Italy knows that it could be the next country confronted with financial chaos and believes that if it goes into bankruptcy, then the euro (as we presently know it) will no longer exist. When the question, therefore, of which party will be more difficult to convince - Ms. Merkel or the stock market - the Italian Prime Minister Mario Monti simply answered that he “likes challenges”. At the same time, he asked his ministers to be available for a government meeting on Sunday, in the eventuality that nothing is agreed at this summit.

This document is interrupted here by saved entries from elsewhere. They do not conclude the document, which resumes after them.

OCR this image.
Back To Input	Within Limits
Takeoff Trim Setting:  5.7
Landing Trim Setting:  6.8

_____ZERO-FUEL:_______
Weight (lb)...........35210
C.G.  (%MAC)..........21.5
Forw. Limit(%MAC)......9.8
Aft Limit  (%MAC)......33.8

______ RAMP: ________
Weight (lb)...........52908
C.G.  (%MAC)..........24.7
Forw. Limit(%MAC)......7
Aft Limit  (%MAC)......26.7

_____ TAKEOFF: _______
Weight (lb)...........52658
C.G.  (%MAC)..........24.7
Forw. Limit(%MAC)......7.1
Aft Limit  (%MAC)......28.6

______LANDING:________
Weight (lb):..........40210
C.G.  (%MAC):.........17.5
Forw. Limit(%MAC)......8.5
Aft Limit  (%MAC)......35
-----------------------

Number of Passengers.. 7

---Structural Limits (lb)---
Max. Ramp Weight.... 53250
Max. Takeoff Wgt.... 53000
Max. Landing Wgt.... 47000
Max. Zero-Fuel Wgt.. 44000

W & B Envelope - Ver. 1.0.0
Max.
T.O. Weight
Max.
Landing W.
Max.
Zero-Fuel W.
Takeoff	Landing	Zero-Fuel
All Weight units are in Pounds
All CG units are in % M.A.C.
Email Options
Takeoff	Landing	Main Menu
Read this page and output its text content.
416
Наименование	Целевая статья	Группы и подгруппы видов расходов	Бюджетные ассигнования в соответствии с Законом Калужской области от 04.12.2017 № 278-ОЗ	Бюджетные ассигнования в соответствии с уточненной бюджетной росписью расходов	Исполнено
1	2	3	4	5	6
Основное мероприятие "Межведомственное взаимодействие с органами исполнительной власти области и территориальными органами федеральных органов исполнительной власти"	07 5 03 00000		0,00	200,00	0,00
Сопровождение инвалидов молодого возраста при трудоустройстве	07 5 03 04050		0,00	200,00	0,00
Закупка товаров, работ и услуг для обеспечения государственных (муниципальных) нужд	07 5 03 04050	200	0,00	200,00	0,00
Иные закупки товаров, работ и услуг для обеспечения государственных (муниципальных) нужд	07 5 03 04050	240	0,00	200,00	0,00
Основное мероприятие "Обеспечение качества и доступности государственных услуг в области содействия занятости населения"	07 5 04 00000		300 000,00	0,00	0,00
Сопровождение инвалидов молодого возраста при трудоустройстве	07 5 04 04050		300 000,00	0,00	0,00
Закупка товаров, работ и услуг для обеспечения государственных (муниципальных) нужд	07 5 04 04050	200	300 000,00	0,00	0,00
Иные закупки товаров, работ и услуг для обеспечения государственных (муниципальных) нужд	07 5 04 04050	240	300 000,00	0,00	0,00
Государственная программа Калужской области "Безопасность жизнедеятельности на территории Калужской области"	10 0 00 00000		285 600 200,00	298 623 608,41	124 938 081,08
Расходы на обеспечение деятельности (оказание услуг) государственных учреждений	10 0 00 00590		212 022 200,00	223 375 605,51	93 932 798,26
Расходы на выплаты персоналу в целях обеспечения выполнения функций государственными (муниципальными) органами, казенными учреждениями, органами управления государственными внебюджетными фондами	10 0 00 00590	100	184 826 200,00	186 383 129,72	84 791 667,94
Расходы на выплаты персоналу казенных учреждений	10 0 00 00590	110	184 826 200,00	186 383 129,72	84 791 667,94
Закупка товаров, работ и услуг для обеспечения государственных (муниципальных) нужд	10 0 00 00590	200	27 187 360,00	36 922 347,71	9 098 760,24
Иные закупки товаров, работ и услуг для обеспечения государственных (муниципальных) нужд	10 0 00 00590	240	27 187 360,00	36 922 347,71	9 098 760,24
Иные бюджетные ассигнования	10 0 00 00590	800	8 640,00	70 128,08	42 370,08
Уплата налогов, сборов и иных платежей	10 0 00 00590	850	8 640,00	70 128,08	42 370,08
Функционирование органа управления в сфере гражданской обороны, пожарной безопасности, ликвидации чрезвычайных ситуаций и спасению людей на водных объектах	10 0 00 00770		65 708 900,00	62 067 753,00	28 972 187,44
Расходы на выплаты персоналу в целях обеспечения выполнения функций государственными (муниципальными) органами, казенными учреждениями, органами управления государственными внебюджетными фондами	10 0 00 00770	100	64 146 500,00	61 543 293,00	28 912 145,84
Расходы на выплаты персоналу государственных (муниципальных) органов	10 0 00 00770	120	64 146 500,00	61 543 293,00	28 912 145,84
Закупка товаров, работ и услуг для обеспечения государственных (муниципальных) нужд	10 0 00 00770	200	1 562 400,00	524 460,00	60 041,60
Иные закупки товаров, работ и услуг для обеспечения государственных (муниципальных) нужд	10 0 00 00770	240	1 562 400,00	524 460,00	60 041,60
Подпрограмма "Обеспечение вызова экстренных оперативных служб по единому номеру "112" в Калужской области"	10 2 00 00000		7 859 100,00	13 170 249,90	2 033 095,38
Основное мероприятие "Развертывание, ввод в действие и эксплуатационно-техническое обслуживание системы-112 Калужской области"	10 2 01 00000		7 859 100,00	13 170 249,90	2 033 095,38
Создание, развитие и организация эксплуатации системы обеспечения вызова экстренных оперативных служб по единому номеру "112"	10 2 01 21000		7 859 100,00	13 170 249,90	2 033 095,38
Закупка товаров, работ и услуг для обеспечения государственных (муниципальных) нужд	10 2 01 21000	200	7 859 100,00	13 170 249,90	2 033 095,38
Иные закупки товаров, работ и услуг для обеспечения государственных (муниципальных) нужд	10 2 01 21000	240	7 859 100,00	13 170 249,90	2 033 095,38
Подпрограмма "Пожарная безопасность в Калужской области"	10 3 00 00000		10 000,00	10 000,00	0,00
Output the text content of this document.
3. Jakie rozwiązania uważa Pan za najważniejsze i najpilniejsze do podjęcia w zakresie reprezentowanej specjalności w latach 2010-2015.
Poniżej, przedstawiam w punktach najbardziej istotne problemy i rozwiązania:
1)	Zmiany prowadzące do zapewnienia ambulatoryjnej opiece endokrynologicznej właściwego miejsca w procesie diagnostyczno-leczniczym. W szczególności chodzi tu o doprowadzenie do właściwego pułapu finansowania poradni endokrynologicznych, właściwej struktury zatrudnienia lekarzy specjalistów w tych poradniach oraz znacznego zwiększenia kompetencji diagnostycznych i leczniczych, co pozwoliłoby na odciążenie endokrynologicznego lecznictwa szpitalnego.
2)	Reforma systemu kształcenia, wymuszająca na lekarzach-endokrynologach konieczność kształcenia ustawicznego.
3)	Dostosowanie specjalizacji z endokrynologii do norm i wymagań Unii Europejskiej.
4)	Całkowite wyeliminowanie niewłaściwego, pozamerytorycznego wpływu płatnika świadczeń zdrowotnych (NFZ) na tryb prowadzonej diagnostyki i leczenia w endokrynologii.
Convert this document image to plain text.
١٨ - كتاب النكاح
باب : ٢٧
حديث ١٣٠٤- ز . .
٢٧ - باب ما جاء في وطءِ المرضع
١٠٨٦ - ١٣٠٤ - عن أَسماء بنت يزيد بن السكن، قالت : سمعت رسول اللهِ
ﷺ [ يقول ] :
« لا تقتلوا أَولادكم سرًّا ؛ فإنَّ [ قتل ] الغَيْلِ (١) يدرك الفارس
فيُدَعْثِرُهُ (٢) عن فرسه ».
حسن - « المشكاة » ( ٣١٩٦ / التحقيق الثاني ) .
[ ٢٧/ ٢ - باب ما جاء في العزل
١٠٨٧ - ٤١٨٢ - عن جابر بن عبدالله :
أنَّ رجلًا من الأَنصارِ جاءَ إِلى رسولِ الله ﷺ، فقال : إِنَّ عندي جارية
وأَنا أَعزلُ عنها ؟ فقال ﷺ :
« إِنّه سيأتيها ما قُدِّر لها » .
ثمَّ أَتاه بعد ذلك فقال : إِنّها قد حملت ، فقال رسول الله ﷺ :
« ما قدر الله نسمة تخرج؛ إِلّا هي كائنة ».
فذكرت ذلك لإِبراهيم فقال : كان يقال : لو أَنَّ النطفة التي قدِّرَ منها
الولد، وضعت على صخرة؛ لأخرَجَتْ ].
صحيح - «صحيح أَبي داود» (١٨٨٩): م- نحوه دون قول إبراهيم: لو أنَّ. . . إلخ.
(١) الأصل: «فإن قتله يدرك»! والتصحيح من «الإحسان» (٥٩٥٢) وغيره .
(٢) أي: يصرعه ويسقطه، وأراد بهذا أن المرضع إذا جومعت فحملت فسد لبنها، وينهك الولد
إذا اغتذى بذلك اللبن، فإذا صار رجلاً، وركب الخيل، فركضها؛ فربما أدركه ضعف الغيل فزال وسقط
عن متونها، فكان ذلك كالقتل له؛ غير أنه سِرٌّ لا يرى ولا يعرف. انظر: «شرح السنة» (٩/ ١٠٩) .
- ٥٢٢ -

Italy, while seeking solutions, finds it really difficult to understand why Merkel does not want eurobonds as much as they do, or why she remains so stubborn about austerity. They fear the possibility of Italy becoming the new Greece and they earnestly have difficulty understanding how it is that Italy will emerge from the current crisis. Italians, in turn, perceive this German behaviour to be a consequence of national interests (theirs over ours), a lack of elasticity.

On the other hand Italy have been lambasted for being too “elastic” where their debt control is concerned over the past ten years, enhancing its debt so much that it is second only to Greece in relation to its GDP to debt ratio. It is for this reason that what German Financial Minister, Wolfgang Schaeuble, said to the Wall Street Journal today came as a big surprise to the Italian media. He mentioned that the use of the EFSF and ESM funds is one possible short term measure that could be taken, and proceeded to affirm that Germany can engage in a dialogue over eurobonds- provided that there is a European authority which has oversight into states’ accounts. This is very important news indeed! So, even though eurobonds are not a topic of discussion on the European Council’s agenda this time, this statement enhances Italian’s expectations for the period immediately following the summit.

As Italian economist, Andrea Garnero wrote in an article entitled: “I 10 giorni decisivi per l’Europa” (10 decisive days for Europe”) Europe has to remember John Maynard Keynes’s lesson, not the one from “General Theories”, but rather the one from “The Economic Consequences of the Peace”. He admitted the faults that Germany had at the time of WWI, but he was against tough sanctions, the kind brought about as a consequence of Nazism in the aftermath of WWII. He simply supported solidarity and fair treatment, which is the centre piece of what came after in the Marshal Plan and which led to the rebirth of Germany and Italy.

Today we face the exact same concern. Italians know their faults, but they also need the solidarity of Germany, because it is the only way to save Europe, and in turn, to serve Germany. The flag of Europe has 12 stars for this exact reason, they stand for solidarity. Every European citizen (and their elected officials) should remind themselves of this small, but nevertheless important, detail.